Los días con Germán eran luminosos, incluso las noches de tormenta brillaban pasándolas con él. Por supuesto que tuvimos problemas, pero nunca relacionados con el otro. No al menos hasta muchos años después… Así que, mientras yo estuviera con él, me parecía que ninguna puerta se me cerraría porque Germán siempre estaba ahí para darme palabras de ánimo.
Era atento, cálido, abierto, divertido, caliente… Lo era todo para mí. Todo mi mundo. Es lo que sucede cuando te enamoras por primera vez. Habrá quien piense que el primer amor acaba olvidándose, pero lo cierto es que yo no lo he borrado de mi memoria. ¿Cómo se pueden dejar atrás tantos recuerdos, palabras, gestos, miradas, sonrisas, besos y caricias? Es inevitable que estén guardados dentro de ti, aunque sea en un pequeño rincón sin mucha luz.
Los mejores años de mi vida los compartí con Germán. Los peores también me los dio él. Pero los excepcionales lo fueron porque podía ser yo sin tener que fingir: natural, de mal humor o partiéndome de risa, con maquillaje perfecto o con ojeras hasta los pies, con dolores menstruales o fresca como una rosa… Germán me quería y me aceptaba de todas las formas posibles, con mis luces y mis sombras y con todas mis caras. No éramos la pareja más guapa del mundo, ni tampoco la más rica o la más perfecta y elegante. Pero a mí me parecía que nuestra belleza y nuestra riqueza se hallaban en nuestros corazones loquitos el uno por el otro.
Me encantaba su forma de ver la vida, un carpe diem moderno; él deseaba vivirlo todo, probar siempre cosas nuevas y aprovechar hasta el último instante.

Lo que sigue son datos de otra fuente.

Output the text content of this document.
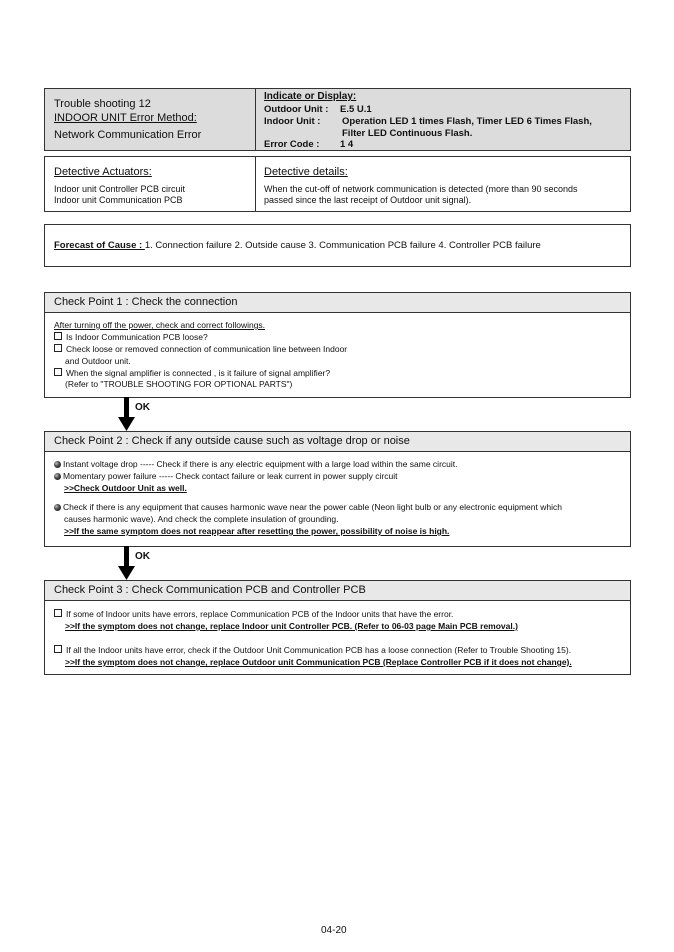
Trouble shooting 12
INDOOR UNIT Error Method:
Network Communication Error
Indicate or Display:
Outdoor Unit : E.5 U.1
Indoor Unit : Operation LED 1 times Flash, Timer LED 6 Times Flash,
Filter LED Continuous Flash.
Error Code : 1 4
Detective Actuators:
Indoor unit Controller PCB circuit
Indoor unit Communication PCB
Detective details:
When the cut-off of network communication is detected (more than 90 seconds
passed since the last receipt of Outdoor unit signal).
Forecast of Cause : 1. Connection failure 2. Outside cause 3. Communication PCB failure 4. Controller PCB failure
Check Point 1 : Check the connection
After turning off the power, check and correct followings.
Is Indoor Communication PCB loose?
Check loose or removed connection of communication line between Indoor
and Outdoor unit.
When the signal amplifier is connected , is it failure of signal amplifier?
(Refer to "TROUBLE SHOOTING FOR OPTIONAL PARTS")
OK
Check Point 2 : Check if any outside cause such as voltage drop or noise
Instant voltage drop ----- Check if there is any electric equipment with a large load within the same circuit.
Momentary power failure ----- Check contact failure or leak current in power supply circuit
>>Check Outdoor Unit as well.
Check if there is any equipment that causes harmonic wave near the power cable (Neon light bulb or any electronic equipment which
causes harmonic wave). And check the complete insulation of grounding.
>>If the same symptom does not reappear after resetting the power, possibility of noise is high.
OK
Check Point 3 : Check Communication PCB and Controller PCB
If some of Indoor units have errors, replace Communication PCB of the Indoor units that have the error.
>>If the symptom does not change, replace Indoor unit Controller PCB. (Refer to 06-03 page Main PCB removal.)
If all the Indoor units have error, check if the Outdoor Unit Communication PCB has a loose connection (Refer to Trouble Shooting 15).
>>If the symptom does not change, replace Outdoor unit Communication PCB (Replace Controller PCB if it does not change).
04-20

—Y entonces ¿por qué tardaste tanto en quererme? —le preguntaba haciéndole la puñeta.
—Quererte, te quería… Pero te estaba experimentando de distintas maneras.
—¿Y cuál te gusta más?
—La de ahora, claro.
Y acabábamos haciendo el amor porque Germán era muy fogoso y siempre estaba dispuesto a darme placer. Hice tantas cosas a su lado… La vida tenía un color diferente si me despertaba junto a él. Con él pasé de ser una joven a una mujer, y maduramos el uno con el otro.
Por eso… me costó muchísimo hacerme a la idea de que todo ese amor se rasgara en apenas un instante. Era incapaz de entenderlo. ¿Cómo pudo ser tan fácil para él cuando para mí resultó tan difícil? Tantos años entre mis brazos no fueron suficientes para conservarlo.
Y por eso lo odié. Odié el recuerdo que sus labios dejaron en mi boca. Odié la brillante imagen de sus ojos deslizándose por mi piel, calentándomela.